The head of Lebanon’s intelligence directorate said in an interview on Saturday that he recently visited Damascus amid ongoing attempts to secure the release of Austin Tice, an American journalist believed to be held captive by the regime of Syrian President Bashar al-Assad.
Maj. Gen. Abbas Ibrahim told Lebanon’s Al-Jadid news in a television interview that the two-day visit came after he visited Washington last month. During that trip, Ibrahim met with Tice’s mother as well as national security advisor Robert O’Brien.
The intelligence chief said Saturday that efforts to find answers about Tice’s situation will not stop. “I promised his mother that the issue of sanctions will not prevent me from completing her son’s case.”
President Donald Trump said in March that the United States was working “very hard” to secure Tice’s release.
Earlier this year, the counterterrorism director on Trump’s National Security Council, Kash Patel, reportedly met with the Syrian regime’s military intelligence chief Ali Mamluk in Damascus to discuss Tice’s situation and that of another missing American, health care worker Majd Kamalmaz.
The negotiations have included regime requests for sanctions relief and a potential handover of the al-Tanf garrison, a US special operations base on the Baghdad-Damascus highway that also shields some 8,000 Syrians who fled the country's near decade-long civil war, Newsweek reported last month.

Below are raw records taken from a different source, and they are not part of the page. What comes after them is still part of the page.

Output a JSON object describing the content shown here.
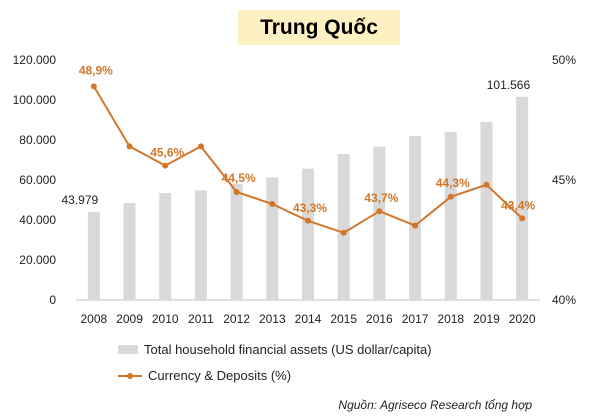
{
  "chart_data": {
    "type": "bar",
    "title": "Trung Quốc",
    "categories": [
      "2008",
      "2009",
      "2010",
      "2011",
      "2012",
      "2013",
      "2014",
      "2015",
      "2016",
      "2017",
      "2018",
      "2019",
      "2020"
    ],
    "series": [
      {
        "name": "Total household financial assets (US dollar/capita)",
        "type": "bar",
        "axis": "left",
        "values": [
          43979,
          48500,
          53500,
          54800,
          58000,
          61300,
          65700,
          73000,
          76700,
          82000,
          84000,
          89000,
          101566
        ],
        "color": "#d9d9d9"
      },
      {
        "name": "Currency & Deposits (%)",
        "type": "line",
        "axis": "right",
        "values": [
          48.9,
          46.4,
          45.6,
          46.4,
          44.5,
          44.0,
          43.3,
          42.8,
          43.7,
          43.1,
          44.3,
          44.8,
          43.4
        ],
        "color": "#d2772a"
      }
    ],
    "bar_labels": [
      {
        "index": 0,
        "text": "43.979"
      },
      {
        "index": 12,
        "text": "101.566"
      }
    ],
    "line_labels": [
      {
        "index": 0,
        "text": "48,9%"
      },
      {
        "index": 2,
        "text": "45,6%"
      },
      {
        "index": 4,
        "text": "44,5%"
      },
      {
        "index": 6,
        "text": "43,3%"
      },
      {
        "index": 8,
        "text": "43,7%"
      },
      {
        "index": 10,
        "text": "44,3%"
      },
      {
        "index": 12,
        "text": "43,4%"
      }
    ],
    "y_left": {
      "ylim": [
        0,
        120000
      ],
      "ticks": [
        0,
        20000,
        40000,
        60000,
        80000,
        100000,
        120000
      ],
      "tick_labels": [
        "0",
        "20.000",
        "40.000",
        "60.000",
        "80.000",
        "100.000",
        "120.000"
      ]
    },
    "y_right": {
      "ylim": [
        40,
        50
      ],
      "ticks": [
        40,
        45,
        50
      ],
      "tick_labels": [
        "40%",
        "45%",
        "50%"
      ]
    },
    "grid": false,
    "legend_position": "bottom-left"
  },
  "legend": {
    "bar_label": "Total household financial assets (US dollar/capita)",
    "line_label": "Currency & Deposits (%)"
  },
  "source": "Nguồn:  Agriseco Research tổng hợp"
}
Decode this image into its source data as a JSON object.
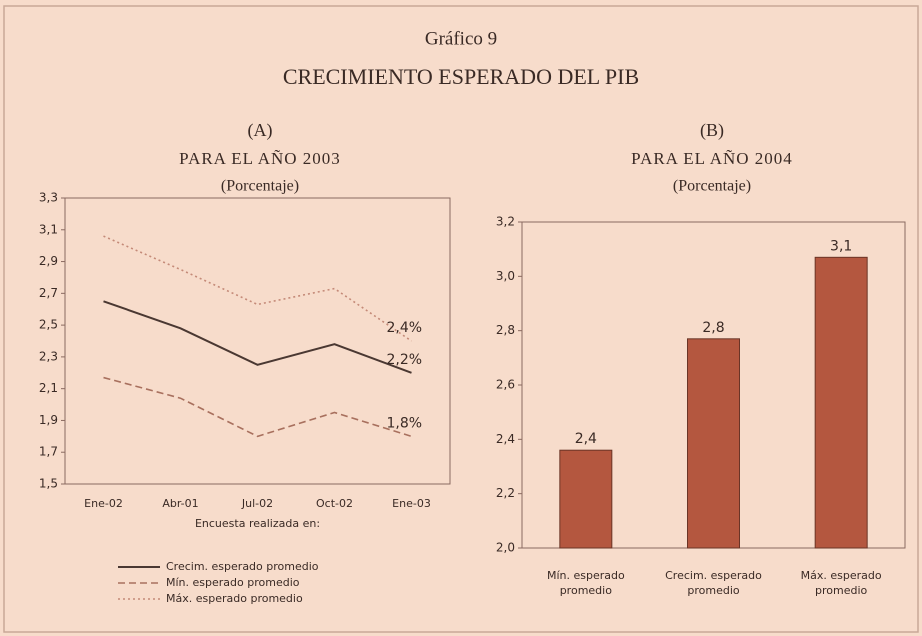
{
  "header": {
    "label": "Gráfico 9",
    "title": "CRECIMIENTO ESPERADO DEL PIB"
  },
  "chart_data": [
    {
      "type": "line",
      "panel": "(A)",
      "title": "PARA EL AÑO 2003",
      "subtitle": "(Porcentaje)",
      "x_label": "Encuesta realizada en:",
      "categories": [
        "Ene-02",
        "Abr-01",
        "Jul-02",
        "Oct-02",
        "Ene-03"
      ],
      "series": [
        {
          "name": "Crecim. esperado promedio",
          "color": "#4a3832",
          "dash": "solid",
          "values": [
            2.65,
            2.48,
            2.25,
            2.38,
            2.2
          ],
          "value_labels": [
            null,
            null,
            null,
            null,
            "2,2%"
          ]
        },
        {
          "name": "Mín. esperado promedio",
          "color": "#a8705e",
          "dash": "dashed",
          "values": [
            2.17,
            2.04,
            1.8,
            1.95,
            1.8
          ],
          "value_labels": [
            null,
            null,
            null,
            null,
            "1,8%"
          ]
        },
        {
          "name": "Máx. esperado promedio",
          "color": "#c48a78",
          "dash": "dotted",
          "values": [
            3.06,
            2.85,
            2.63,
            2.73,
            2.4
          ],
          "value_labels": [
            null,
            null,
            null,
            null,
            "2,4%"
          ]
        }
      ],
      "ylim": [
        1.5,
        3.3
      ],
      "yticks": [
        {
          "value": 1.5,
          "label": "1,5"
        },
        {
          "value": 1.7,
          "label": "1,7"
        },
        {
          "value": 1.9,
          "label": "1,9"
        },
        {
          "value": 2.1,
          "label": "2,1"
        },
        {
          "value": 2.3,
          "label": "2,3"
        },
        {
          "value": 2.5,
          "label": "2,5"
        },
        {
          "value": 2.7,
          "label": "2,7"
        },
        {
          "value": 2.9,
          "label": "2,9"
        },
        {
          "value": 3.1,
          "label": "3,1"
        },
        {
          "value": 3.3,
          "label": "3,3"
        }
      ],
      "legend": "bottom-left"
    },
    {
      "type": "bar",
      "panel": "(B)",
      "title": "PARA EL AÑO 2004",
      "subtitle": "(Porcentaje)",
      "categories": [
        "Mín. esperado promedio",
        "Crecim. esperado promedio",
        "Máx. esperado promedio"
      ],
      "values": [
        2.36,
        2.77,
        3.07
      ],
      "value_labels": [
        "2,4",
        "2,8",
        "3,1"
      ],
      "color": "#b4573f",
      "ylim": [
        2.0,
        3.2
      ],
      "yticks": [
        {
          "value": 2.0,
          "label": "2,0"
        },
        {
          "value": 2.2,
          "label": "2,2"
        },
        {
          "value": 2.4,
          "label": "2,4"
        },
        {
          "value": 2.6,
          "label": "2,6"
        },
        {
          "value": 2.8,
          "label": "2,8"
        },
        {
          "value": 3.0,
          "label": "3,0"
        },
        {
          "value": 3.2,
          "label": "3,2"
        }
      ]
    }
  ]
}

Secretary of State Mike Pompeo threw cold water on that report, saying the US government will continue to work for the release of American hostages but would not change its Syria policy in order to do so.
O’Brien said in 2018 that he had “every reason to believe” that Tice was alive. If he is alive, proof thereof has not been made public. The last known video of the journalist and US Marine Corps veteran was released a month after his capture in Syria in 2012.
Last week, Patel was made chief of staff to newly appointed Acting Defense Secretary Christopher Miller in a last-minute purge of senior civilian leadership at the Pentagon by the Trump administration.
Patel most recently spearheaded negotiations that led to the release of some 250 Houthi captives stuck in Oman for the return of US citizens Sandra Loli and Mikael Gidada.